In one of the earliest published reports to examine patterns of care among elderly patients with ovarian cancer, Ries[11] analyzed data for over 22,000 women diagnosed between 1973 and 1987 within the Surveillance, Epidemiology, and End Results (SEER) program. When stratified by stage, age was a significant determinant of survival. The 5-year survival rate for women less than age 45 was 45%, compared to 8% for those age 85 and over. Over 40% of women over 85 did not receive definitive treatment for their disease. In addition, when treatment was given, younger women received multimodality therapy more often than did their older counterparts, who received more single-modality treatments such as surgery, chemotherapy, or hormonal therapy alone.

Further evidence that older women received less aggressive therapy and had poorer survival rates was published in 1994. Hightower and colleagues[ 12] analyzed data from the American College of Surgeons Cancer Commission to investigate differences in patterns of care among the elderly. This study compared survival and care in two patient groups- those age 80 or older vs those under 80. Of 12,316 patients diagnosed between 1983 and 1988, 1,115 were at least 80 years old. Survival was significantly lower among patients in the older group. Most elderly ovarian cancer patients were cared for by nononcologists such as general surgeons (31%) and obstetrician/gynecologists (29%). They also received fewer total abdominal hysterectomies, bilateral salpingo-oophorectomies, and omentectomies than their younger counterparts. Optimal tumor debulking rates were significantly lower for women age 80 or older, and these patients were less likely than younger patients to be given adjuvant chemotherapy (42% vs 69%, P < .0001).

Trial Enrollment

It was recently reported that, although 60% of cancers arise in people over age 65, only 20% to 40% of these patients are enrolled in phase II and III trials, and the majority of patients in these trials are less than age 70.[30,31] Markman et al[32] reported on the Memorial Sloan-Kettering Cancer Center experience regarding enrollment of women with ovarian cancer into clinical trials after primary surgical therapy. A total of 46% of the younger patients were entered into an intensive initial chemotherapy trial, compared to 17% of older patients. The reported reason for the lower enrollment of older patients was an excessive prevalence of comorbid conditions such as heart disease. In addition, the rate of referrals to this institution for both initial treatment and salvage therapy was fourfold higher among younger women compared to their older counterparts. This observation suggests that older patients are less likely to be referred for secondary experimental programs.
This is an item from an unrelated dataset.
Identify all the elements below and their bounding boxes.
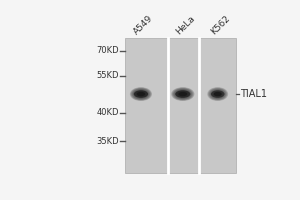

Recent reports have also demonstrated that older women with ovarian cancer are less likely to receive the standard recommended treatment[33] or be seen by a gynecologic oncologist in the course of their treatment.[ 34] Carney and colleagues[34] conducted a statewide populationbased study in Utah between 1992 and 1998. Among the 848 cases of epithelial ovarian cancer identified, fewer than 25% of women over age 70 were seen by a gynecologic oncologist, compared to 55% of women aged 40 to 59 and 42.6% of those aged 60 to 69. In the same study, patients with advanced disease experienced a significant survival advantage when a gynecologic oncologist was involved in their care.